Compressing chess moves for fun and profit

Overall focus

  • Discussion centers on how far you can compress chess games beyond PGN by exploiting game structure, non‑uniform move distributions, and engine predictions.
  • There’s a recurring tension between “maximal compression” vs “simplicity, speed, and queryability.”

Generic vs domain‑specific compression

  • Several suggest trying standard compressors (gzip, zstd, LZW, trained dictionaries) on move lists or sorted game lists as a baseline.
  • Others argue general compressors can’t exploit chess‑specific structure (legal moves, board state) as well as custom encodings.
  • Some think a good zstd dictionary or columnar formats over positions might get close “for free,” but this remains untested in the thread.
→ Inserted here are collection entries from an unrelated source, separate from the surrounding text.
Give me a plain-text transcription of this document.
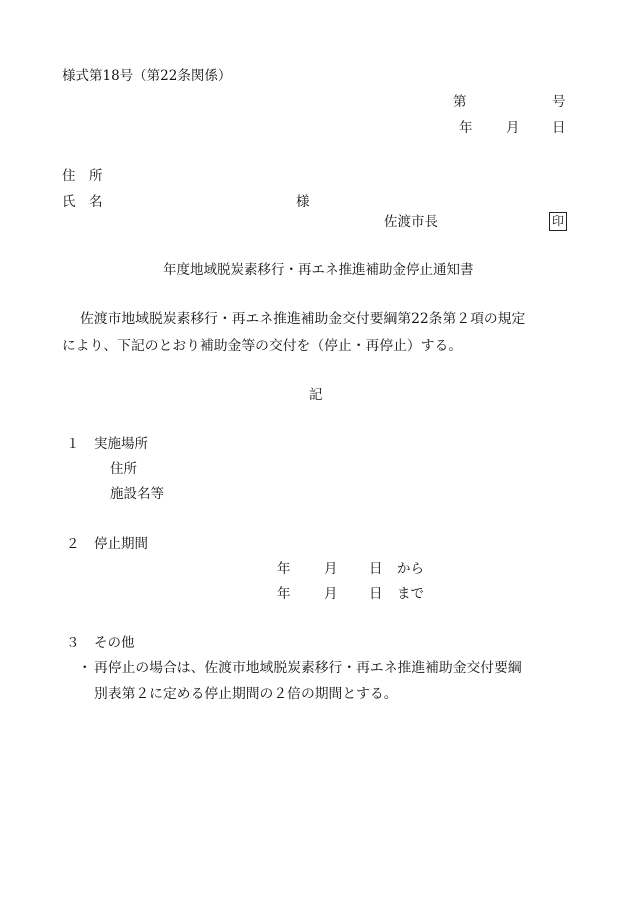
様式第18号（第22条関係）
第	号
年 月 日
住　所
氏　名	様
佐渡市長	印
年度地域脱炭素移行・再エネ推進補助金停止通知書
佐渡市地域脱炭素移行・再エネ推進補助金交付要綱第22条第２項の規定
により、下記のとおり補助金等の交付を（停止・再停止）する。
記
１ 実施場所
住所
施設名等
２ 停止期間
年 月 日 から
年 月 日 まで
３ その他
・ 再停止の場合は、佐渡市地域脱炭素移行・再エネ推進補助金交付要綱
別表第２に定める停止期間の２倍の期間とする。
Move- and game-level encodings

  • Many propose simple fixed‑width encodings:
    • 12–16 bits: source + destination squares (6+6 bits), with promotions/castling inferred or signaled via “impossible” destinations or extra bits.
    • Piece-index + relative move pattern, exploiting that each side has at most 16 pieces; schemes reaching ~6–9 bits/move are discussed.
  • More advanced schemes:
    • Index the chosen move among all legal moves in the current position; with ~n legal moves, you need ~log₂(n) bits; practical estimates are ≲6–8 bits/move.
    • Use variable‑length codes (Huffman, arithmetic coding, ANS/rANS, CABAC) with per‑position probability distributions.
    • Engine‑guided probabilities (from Stockfish or weaker engines) could, in theory, reach ~3–4 bits/move, possibly lower, but at high CPU cost and with tight coupling to specific engine versions.
  • A follow‑up by the article’s author (linked repeatedly) reports ~3.7 bits/move using arithmetic coding and fast move generation.

Positions, indexing, and search

  • Several point out that in real databases, storage is often dominated by search indexes, not raw game data.
  • Ideas for indexing:
    • Zobrist hashing and transposition‑table–style structures.
    • Bloom filters or partitioned Bloom filters for existence checks vs full hash tables for O(1) lookup.
    • Columnar storage of board states (per‑square “columns”) with standard compression and then referencing positions by offset.
    • Techniques for “fuzzy” position search (e.g., Hamming distance on bitboards, MinHash‑like ideas), though practical solutions remain unclear.

Tradeoffs and practical concerns

  • Many emphasize that extreme compression can hurt:
    • Decoding speed (full move generation, engine calls).
    • Random access and complex queries (e.g., opening explorers, endgame pattern search).
    • Maintainability; very dense, clever schemes may be hard for future developers to understand.
  • Some note that PGN is wasteful but human‑readable; in many real‑world cases, I/O latency and querying strategy matter more than squeezing the last bits out of move storage.